Hundreds of health professionals engaged in a spirited debate Monday about the proposed sale of a nonprofit Lynwood hospital to a for-profit hospital company in Ontario. According to the story in the Los Angeles Times, St. Francis Medical Center is one of six struggling Roman Catholic nonprofit hospitals that Prime Healthcare Services has agreed to buy for about $843 million in cash and assumed liabilities.

Because Prime Healthcare intends to convert the Daughters of Charity hospitals to for-profit status, the sale requires the approval of California Atty. Gen. Kamala D. Harris. Harris’ staff hosted a public hearing Monday in Lynwood to hear public feedback about the proposed sale of St. Francis. The hearing is one of six scheduled for this week in Southern and Northern California. Harris is expected to make a decision about the sale by early February.

Opponents urged Harris to reject the sale, saying Prime Healthcare places too big of an emphasis on profit and the sale would diminish the services that the Catholic hospitals provided to their primarily lower-income clientele. They also noted that the Justice Department is investigating Prime for alleged billing fraud.

Supporters of the sale note Prime’s history of rescuing struggling hospitals by reducing costs and increasing revenues, largely through tough negotiations with insurers. Prime owns 29 hospitals in California and eight other states.
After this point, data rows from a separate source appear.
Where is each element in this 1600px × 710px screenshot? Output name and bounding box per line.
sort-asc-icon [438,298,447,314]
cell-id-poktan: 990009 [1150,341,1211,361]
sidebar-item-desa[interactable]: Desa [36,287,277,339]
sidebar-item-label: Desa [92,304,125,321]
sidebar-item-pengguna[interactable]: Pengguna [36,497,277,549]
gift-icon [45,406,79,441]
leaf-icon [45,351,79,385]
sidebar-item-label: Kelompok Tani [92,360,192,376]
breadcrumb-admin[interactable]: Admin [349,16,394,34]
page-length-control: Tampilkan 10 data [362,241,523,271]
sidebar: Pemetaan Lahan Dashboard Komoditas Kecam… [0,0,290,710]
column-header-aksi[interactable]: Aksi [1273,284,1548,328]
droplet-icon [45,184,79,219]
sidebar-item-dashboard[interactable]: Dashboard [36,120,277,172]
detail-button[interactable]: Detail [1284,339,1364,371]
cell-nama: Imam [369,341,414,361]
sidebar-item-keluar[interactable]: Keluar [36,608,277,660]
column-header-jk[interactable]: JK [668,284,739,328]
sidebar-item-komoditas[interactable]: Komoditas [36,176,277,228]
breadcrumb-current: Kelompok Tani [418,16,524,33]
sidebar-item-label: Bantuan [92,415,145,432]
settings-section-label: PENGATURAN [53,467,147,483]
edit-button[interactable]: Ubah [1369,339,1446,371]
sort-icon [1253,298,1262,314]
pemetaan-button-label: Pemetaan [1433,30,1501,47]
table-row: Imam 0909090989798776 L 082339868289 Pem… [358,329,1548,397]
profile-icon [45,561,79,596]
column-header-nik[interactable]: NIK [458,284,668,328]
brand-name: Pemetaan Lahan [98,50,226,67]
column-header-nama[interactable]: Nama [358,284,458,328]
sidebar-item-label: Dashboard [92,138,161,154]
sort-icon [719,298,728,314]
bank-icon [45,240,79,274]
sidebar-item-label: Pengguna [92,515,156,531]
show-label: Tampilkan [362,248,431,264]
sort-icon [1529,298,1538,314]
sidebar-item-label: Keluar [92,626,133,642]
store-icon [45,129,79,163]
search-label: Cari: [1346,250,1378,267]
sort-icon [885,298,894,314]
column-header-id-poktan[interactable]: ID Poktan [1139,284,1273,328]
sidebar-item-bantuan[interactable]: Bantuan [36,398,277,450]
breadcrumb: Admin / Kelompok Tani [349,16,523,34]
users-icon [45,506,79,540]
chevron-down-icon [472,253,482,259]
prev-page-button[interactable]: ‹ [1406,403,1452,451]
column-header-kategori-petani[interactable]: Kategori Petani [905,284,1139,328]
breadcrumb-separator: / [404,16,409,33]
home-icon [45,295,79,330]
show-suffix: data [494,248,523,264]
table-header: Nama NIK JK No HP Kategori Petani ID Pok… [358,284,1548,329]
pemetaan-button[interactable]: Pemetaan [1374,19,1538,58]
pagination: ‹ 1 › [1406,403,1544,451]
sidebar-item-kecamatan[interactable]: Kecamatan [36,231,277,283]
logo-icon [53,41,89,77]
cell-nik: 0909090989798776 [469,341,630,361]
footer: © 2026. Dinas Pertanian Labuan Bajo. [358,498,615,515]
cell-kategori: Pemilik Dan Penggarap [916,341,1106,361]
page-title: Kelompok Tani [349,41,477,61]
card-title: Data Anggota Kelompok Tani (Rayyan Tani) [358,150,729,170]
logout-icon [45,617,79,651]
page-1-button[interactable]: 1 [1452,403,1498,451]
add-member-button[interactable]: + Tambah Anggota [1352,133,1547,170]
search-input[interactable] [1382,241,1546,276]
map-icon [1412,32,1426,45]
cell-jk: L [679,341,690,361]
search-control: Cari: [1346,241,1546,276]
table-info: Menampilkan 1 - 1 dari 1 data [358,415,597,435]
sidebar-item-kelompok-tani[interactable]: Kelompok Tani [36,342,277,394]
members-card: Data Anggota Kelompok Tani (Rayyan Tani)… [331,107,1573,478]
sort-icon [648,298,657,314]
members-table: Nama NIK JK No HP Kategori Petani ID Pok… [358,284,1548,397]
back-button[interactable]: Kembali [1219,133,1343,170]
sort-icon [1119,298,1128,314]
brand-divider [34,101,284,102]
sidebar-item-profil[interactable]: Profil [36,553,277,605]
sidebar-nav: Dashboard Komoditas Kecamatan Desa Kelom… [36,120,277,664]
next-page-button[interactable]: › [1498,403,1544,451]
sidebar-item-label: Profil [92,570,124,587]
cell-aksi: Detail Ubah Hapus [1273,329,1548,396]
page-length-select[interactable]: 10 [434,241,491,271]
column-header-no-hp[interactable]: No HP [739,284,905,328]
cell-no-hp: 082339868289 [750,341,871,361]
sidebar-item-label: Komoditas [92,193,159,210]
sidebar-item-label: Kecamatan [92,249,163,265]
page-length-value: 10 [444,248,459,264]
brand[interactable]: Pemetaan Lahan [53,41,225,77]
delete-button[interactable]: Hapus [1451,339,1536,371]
Prime Healthcare Chief Executive Dr. Prem Reddy has vowed to keep the hospitals open for at least five years and retain all services, including emergency rooms. He also said he would continue to provide care to patients who are unable to pay for services.

Dr. Clayton Kazan, head of emergency care at St. Francis, was one of several of the hospital’s doctors who advocated the sale to Prime at Monday’s hearing. “Prime represents our lifeline,” he said. “Having never closed a hospital and never closed an emergency department, Prime represents our best hope.”

Scott Byington, president of the St. Francis Registered Nurses Assn., said he thinks that Prime will reduce services provided to those people unable to pay. “These patients will not be able to go to that hospital because it’s a for-profit institution,” he said.

Opponents of the sale wore blue T-shirts that said, “There is an alternative,” a reference to a competing offer to buy the hospitals from private equity firm Blue Wolf Capital.

Robert Issai, chief executive of Daughters of Charity, said the six Catholic hospitals probably would be forced into bankruptcy if Harris rejects the sale. Blue Wolf’s offer was not feasible because the firm offered to manage the hospitals without promising to buy them, he said. “It was crystal clear that Prime was the best choice.”

An independent consultant who reviewed the proposed sale for Harris had recommended that Prime be required to keep the hospitals open for at least 10 years. Reddy said that he would agree.

In addition to St. Francis, the Daughters of Charity hospitals include: St. Vincent Medical Center near in downtown Los Angeles, O’Connor Hospital in San Jose, Saint Louise Regional Hospital in Gilroy, Seton Medical Center in Daly City and Seton Coastside Medical Center in Moss Beach, north of Half Moon Bay.